By Tim Tyrell-Smith, founder of Tim’s Strategy®, a career strategy website dedicated to helping people succeed in their job search, career and life
A woman stood up recently in front of a networking group to challenge a best practice suggested by the speaker. Her simple argument was powerful and provocative. And, despite its painful truth, the speaker’s advice stands just as true and vital.
Here’s the dialogue:
Speaker: Your attitude matters. It matters to friends, recruiters and anyone you meet who works for a target company. If you are not positive, you will push people away.
Woman (raising her hand): I just lost my house last night. I couldn’t pay the mortgage after being out of work for more than a year. How do you expect me to be positive about that?
The group went completely silent as the eyes of the room went back to see how the speaker would respond.
No matter what you are going through during job search, the emotional residue left with others must be upbeat and positive. And while there’s some amount of emotional or financial pain experienced by anyone who goes through a transition like an extended job search, it can’t define you to others.
You don’t want people to feel sympathy for you. Sympathy is not an action-based emotion. When we feel sympathy for someone, we feel - but we don’t act.
So a better emotion to encourage is something called productive empathy. This is when we know you need our help, but a few other aspects are obvious:
1. You are someone who has a bit of momentum already, are experiencing a few small wins and can share a few encouraging examples with us.

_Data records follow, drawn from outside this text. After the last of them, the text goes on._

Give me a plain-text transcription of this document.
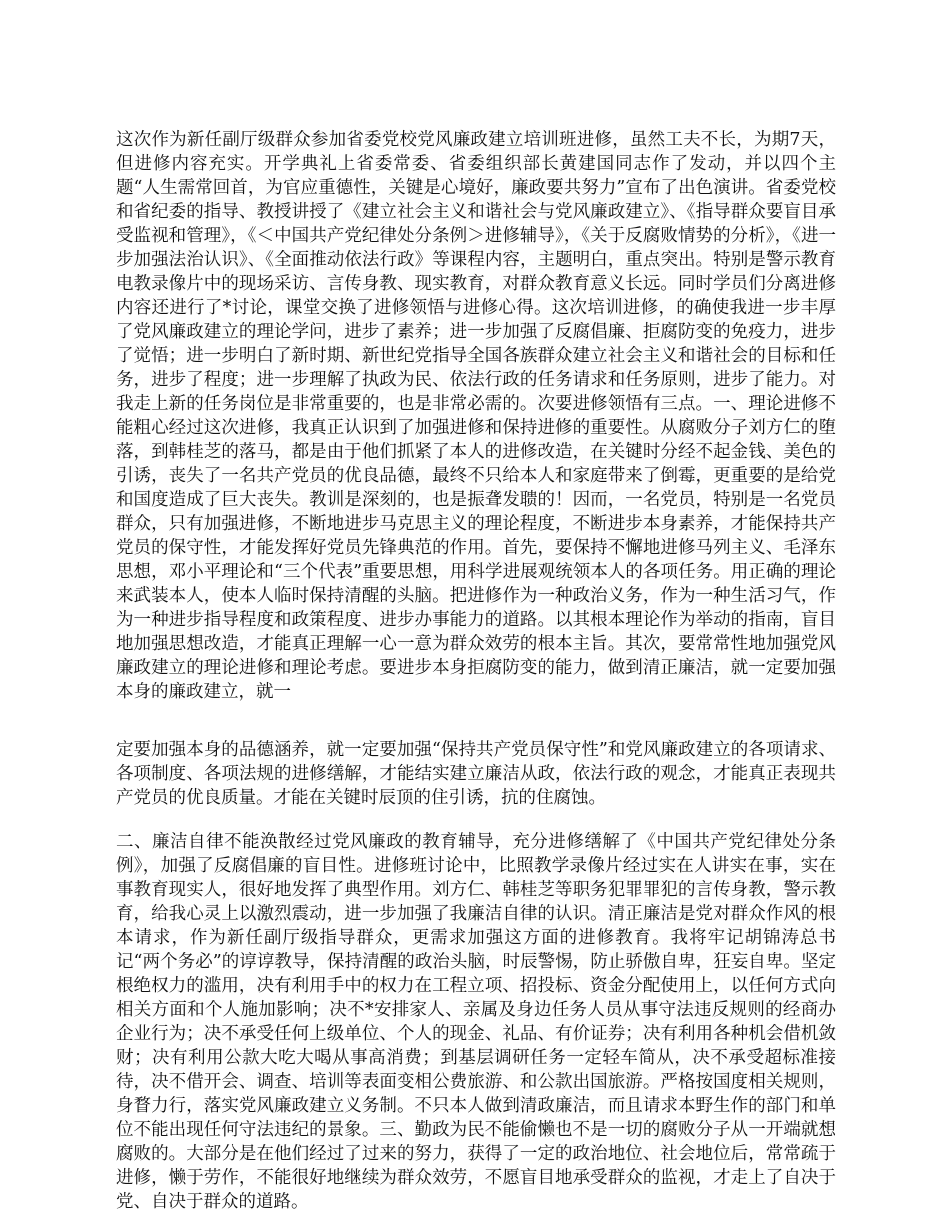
这次作为新任副厅级群众参加省委党校党风廉政建立培训班进修，虽然工夫不长，为期7天，但进修内容充实。开学典礼上省委常委、省委组织部长黄建国同志作了发动，并以四个主题“人生需常回首，为官应重德性，关键是心境好，廉政要共努力”宣布了出色演讲。省委党校和省纪委的指导、教授讲授了《建立社会主义和谐社会与党风廉政建立》、《指导群众要盲目承受监视和管理》，《＜中国共产党纪律处分条例＞进修辅导》，《关于反腐败情势的分析》，《进一步加强法治认识》、《全面推动依法行政》等课程内容，主题明白，重点突出。特别是警示教育电教录像片中的现场采访、言传身教、现实教育，对群众教育意义长远。同时学员们分离进修内容还进行了*讨论，课堂交换了进修领悟与进修心得。这次培训进修，的确使我进一步丰厚了党风廉政建立的理论学问，进步了素养；进一步加强了反腐倡廉、拒腐防变的免疫力，进步了觉悟；进一步明白了新时期、新世纪党指导全国各族群众建立社会主义和谐社会的目标和任务，进步了程度；进一步理解了执政为民、依法行政的任务请求和任务原则，进步了能力。对我走上新的任务岗位是非常重要的，也是非常必需的。次要进修领悟有三点。一、理论进修不能粗心经过这次进修，我真正认识到了加强进修和保持进修的重要性。从腐败分子刘方仁的堕落，到韩桂芝的落马，都是由于他们抓紧了本人的进修改造，在关键时分经不起金钱、美色的引诱，丧失了一名共产党员的优良品德，最终不只给本人和家庭带来了倒霉，更重要的是给党和国度造成了巨大丧失。教训是深刻的，也是振聋发聩的！因而，一名党员，特别是一名党员群众，只有加强进修，不断地进步马克思主义的理论程度，不断进步本身素养，才能保持共产党员的保守性，才能发挥好党员先锋典范的作用。首先，要保持不懈地进修马列主义、毛泽东思想，邓小平理论和“三个代表”重要思想，用科学进展观统领本人的各项任务。用正确的理论来武装本人，使本人临时保持清醒的头脑。把进修作为一种政治义务，作为一种生活习气，作为一种进步指导程度和政策程度、进步办事能力的道路。以其根本理论作为举动的指南，盲目地加强思想改造，才能真正理解一心一意为群众效劳的根本主旨。其次，要常常性地加强党风廉政建立的理论进修和理论考虑。要进步本身拒腐防变的能力，做到清正廉洁，就一定要加强本身的廉政建立，就一

定要加强本身的品德涵养，就一定要加强“保持共产党员保守性”和党风廉政建立的各项请求、各项制度、各项法规的进修缮解，才能结实建立廉洁从政，依法行政的观念，才能真正表现共产党员的优良质量。才能在关键时辰顶的住引诱，抗的住腐蚀。

二、廉洁自律不能涣散经过党风廉政的教育辅导，充分进修缮解了《中国共产党纪律处分条例》，加强了反腐倡廉的盲目性。进修班讨论中，比照教学录像片经过实在人讲实在事，实在事教育现实人，很好地发挥了典型作用。刘方仁、韩桂芝等职务犯罪罪犯的言传身教，警示教育，给我心灵上以激烈震动，进一步加强了我廉洁自律的认识。清正廉洁是党对群众作风的根本请求，作为新任副厅级指导群众，更需求加强这方面的进修教育。我将牢记胡锦涛总书记“两个务必”的谆谆教导，保持清醒的政治头脑，时辰警惕，防止骄傲自卑，狂妄自卑。坚定根绝权力的滥用，决有利用手中的权力在工程立项、招投标、资金分配使用上，以任何方式向相关方面和个人施加影响；决不*安排家人、亲属及身边任务人员从事守法违反规则的经商办企业行为；决不承受任何上级单位、个人的现金、礼品、有价证券；决有利用各种机会借机敛财；决有利用公款大吃大喝从事高消费；到基层调研任务一定轻车简从，决不承受超标准接待，决不借开会、调查、培训等表面变相公费旅游、和公款出国旅游。严格按国度相关规则，身瞀力行，落实党风廉政建立义务制。不只本人做到清政廉洁，而且请求本野生作的部门和单位不能出现任何守法违纪的景象。三、勤政为民不能偷懒也不是一切的腐败分子从一开端就想腐败的。大部分是在他们经过了过来的努力，获得了一定的政治地位、社会地位后，常常疏于进修，懒于劳作，不能很好地继续为群众效劳，不愿盲目地承受群众的监视，才走上了自决于党、自决于群众的道路。
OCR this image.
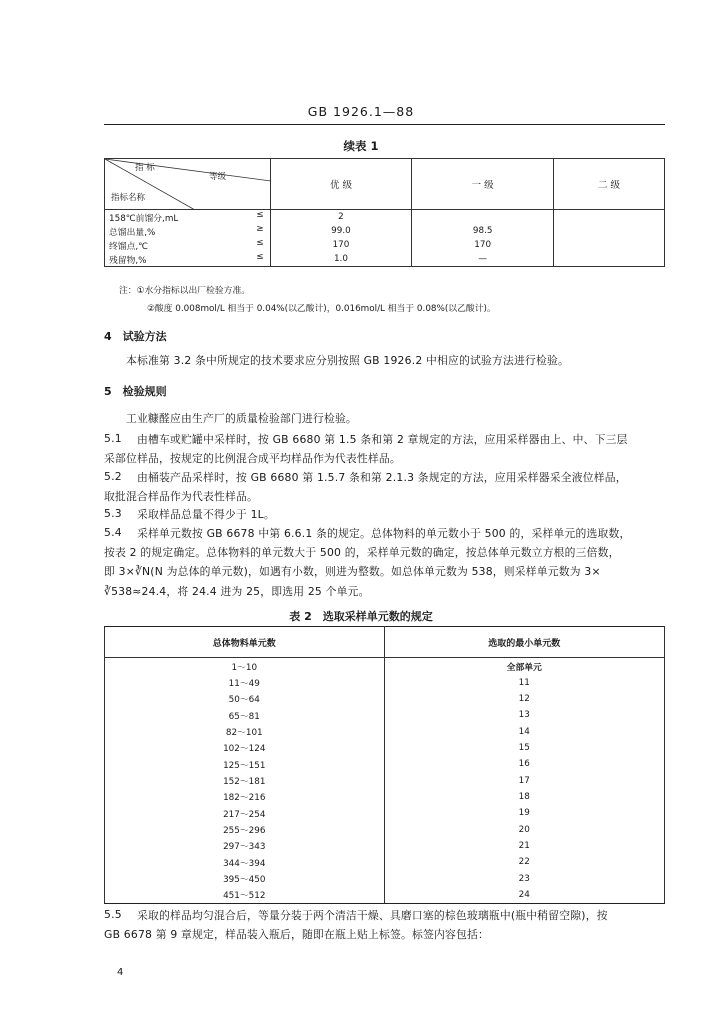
GB 1926.1—88
续表 1
指 标
等级
指标名称	优 级	一 级	二 级
158℃前馏分,mL ≤	2		
总馏出量,% ≥	99.0	98.5	
终馏点,℃ ≤	170	170	
残留物,% ≤	1.0	—	
注：①水分指标以出厂检验方准。
②酸度 0.008mol/L 相当于 0.04%(以乙酸计)，0.016mol/L 相当于 0.08%(以乙酸计)。
4　试验方法
本标准第 3.2 条中所规定的技术要求应分别按照 GB 1926.2 中相应的试验方法进行检验。
5　检验规则
工业糠醛应由生产厂的质量检验部门进行检验。
5.1 由槽车或贮罐中采样时，按 GB 6680 第 1.5 条和第 2 章规定的方法，应用采样器由上、中、下三层
采部位样品，按规定的比例混合成平均样品作为代表性样品。
5.2 由桶装产品采样时，按 GB 6680 第 1.5.7 条和第 2.1.3 条规定的方法，应用采样器采全液位样品，
取批混合样品作为代表性样品。
5.3 采取样品总量不得少于 1L。
5.4 采样单元数按 GB 6678 中第 6.6.1 条的规定。总体物料的单元数小于 500 的，采样单元的选取数，
按表 2 的规定确定。总体物料的单元数大于 500 的，采样单元数的确定，按总体单元数立方根的三倍数，
即 3×∛N(N 为总体的单元数)，如遇有小数，则进为整数。如总体单元数为 538，则采样单元数为 3×
∛538≈24.4，将 24.4 进为 25，即选用 25 个单元。
表 2　选取采样单元数的规定
总体物料单元数	选取的最小单元数
1～10	全部单元
11～49	11
50～64	12
65～81	13
82～101	14
102～124	15
125～151	16
152～181	17
182～216	18
217～254	19
255～296	20
297～343	21
344～394	22
395～450	23
451～512	24
5.5 采取的样品均匀混合后，等量分装于两个清洁干燥、具磨口塞的棕色玻璃瓶中(瓶中稍留空隙)，按
GB 6678 第 9 章规定，样品装入瓶后，随即在瓶上贴上标签。标签内容包括：
4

2. You are positive about your situation and appear like someone who I can confidently refer to a friend in your industry or a target company.
So how about an example?
Someone comes up at an event or weekend cocktail party and asks:
“What do you do?”
Here are two very different answers to this incredibly common question:
[Option 1] “I’m out of work”
[Option 2] “I’m a production artist”
If you answer with option 1, you push people away. You’ve defined yourself as a person in need of help. How many of you answer with something similar to option 1?
If you answer with option 2, you invite people to lean in and learn more. They’ll say: “Cool, how long have you been doing that?” And you begin a positive conversation that will eventually lead to a chance to let them know that you are looking for new opportunities, and to ask for help with introductions to target companies. But don’t do it right away and not until you’ve established an equal footing.
So what are the keys to drawing people to you during transition - instead of pushing them away?
- Stay positive - despite any desire to tell your difficult story to new people.
- Pay attention to your small wins along the way and be ready to share them with those you meet.
- Smile and keep eye contact with those you meet. Once we connect with you, we are much more likely to engage in your situation.
Your focus on being positive will spill over to others and, importantly, position you as someone safe to help and support as you continue networking.
What steps will you take to present a positive attitude to your growing network?